Becky confió en que el cambio de tema no hubiera sido demasiado descarado.
Durante el viaje de regreso a Londres, Becky se debatió entre la alegría de tener a Cathy por futura nuera y el nerviosismo que le producía la llamada del señor Harrison.
Cuando Charlie le pidió por enésima vez más detalles, Becky trató de repetir la conversación mantenida con Harrison, palabra por palabra, pero no por ello dedujeron algo más.
– Pronto lo sabremos -dijo Charlie. Salió de la Al, atravesó Whitechapel y entró en la ciudad. Siempre que pasaba frente a los carretones que exhibían sus artículos y el club juvenil donde había recibido su primera lección de boxeo, experimentaba un escalofrío.
Frenó el coche de repente y miró por la ventanilla.
– ¿Por qué te paras? -preguntó Becky-, No tenemos tiempo que perder.
Charlie señaló el club juvenil masculino de Whitechapel: parecía todavía más ruinoso y abandonado que de costumbre.
– Has visto el club mil veces, Charlie.
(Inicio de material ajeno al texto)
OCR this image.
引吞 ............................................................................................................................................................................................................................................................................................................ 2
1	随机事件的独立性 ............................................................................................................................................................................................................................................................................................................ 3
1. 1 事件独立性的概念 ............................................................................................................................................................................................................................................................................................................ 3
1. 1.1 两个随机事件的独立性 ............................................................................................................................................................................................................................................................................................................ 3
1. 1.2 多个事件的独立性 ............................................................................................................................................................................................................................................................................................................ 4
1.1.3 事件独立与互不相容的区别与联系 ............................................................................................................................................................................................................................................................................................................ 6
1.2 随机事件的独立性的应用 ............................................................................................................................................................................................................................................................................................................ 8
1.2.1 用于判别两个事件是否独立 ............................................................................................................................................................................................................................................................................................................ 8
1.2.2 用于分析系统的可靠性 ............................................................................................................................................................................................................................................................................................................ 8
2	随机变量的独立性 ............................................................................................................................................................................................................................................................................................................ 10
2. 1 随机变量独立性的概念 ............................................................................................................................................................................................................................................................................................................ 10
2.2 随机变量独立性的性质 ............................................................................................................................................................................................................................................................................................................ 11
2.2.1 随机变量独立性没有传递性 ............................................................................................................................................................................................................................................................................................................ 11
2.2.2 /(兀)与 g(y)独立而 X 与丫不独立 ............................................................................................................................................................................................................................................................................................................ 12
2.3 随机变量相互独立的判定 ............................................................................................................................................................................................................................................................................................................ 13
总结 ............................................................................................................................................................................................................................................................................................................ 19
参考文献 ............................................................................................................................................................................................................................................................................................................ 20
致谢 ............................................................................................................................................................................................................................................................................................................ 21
No podemos llegar tarde a nuestra cita con el señor Harrison.
Charlie sacó su agenda y desenroscó el capuchón de la pluma.
– ¿Qué vas a hacer?
– Becky, ¿cuándo aprenderás a ser más observadora? -Charlie copió el número de la inmobiliaria que constaba en el cartel de «En venta».
– ¿No pensarás abrir un segundo «Trumper's» en Whitechapel?
– No, pero quiero averiguar por qué van a cerrar mi antiguo club juvenil -contestó Charlie. Guardó la pluma y puso la primera.
Los Trumper llegaron a Eaton Square, 17, media hora antes de que el señor Harrison se presentara; ambos sabían que el señor Harrison era implacablemente puntual.
Becky se puso enseguida a quitar el polvo de las mesas y a disponer los almohadones de la sala de estar.
– Todo está en orden -dijo Charlie-. Deja de preocuparte por tonterías. En cualquier caso, para eso he contratado un ama de llaves.
– Pero es una noche de domingo -le recordó Becky. Continuó ordenando objetos que no tocaba desde hacía meses, y luego encendió la chimenea.
A las siete en punto sonó el timbre de la puerta. Charlie fue a recibir a su invitado.
– Buenas noches, sir Charles -saludó el señor Harrison, quitándose el sombrero.
Ah, sí, pensó Charlie, hay otro conocido mío que nunca me llama Charlie. Cogió el abrigo, la bufanda y el sombrero del señor Harrison y los colgó en el perchero del vestíbulo.
– Lamento molestarles un domingo por la noche -dijo el señor Harrison, siguiendo a su anfitrión hasta la sala de estar-, pero espero que cuando me haya escuchado se dé cuenta de que he tomado la decisión correcta.
– Por supuesto. A los dos nos intrigó su llamada. Permítame ofrecerle algo de beber. ¿Un whisky?
– No, gracias, pero aceptaría con gusto un jerez seco.
Becky sirvió un Tío Pepe al señor Harrison y un whisky a su marido. Después, se reunió con los dos hombres alrededor del fuego y aguardó a que el abogado explicara los motivos de su extraña llamada.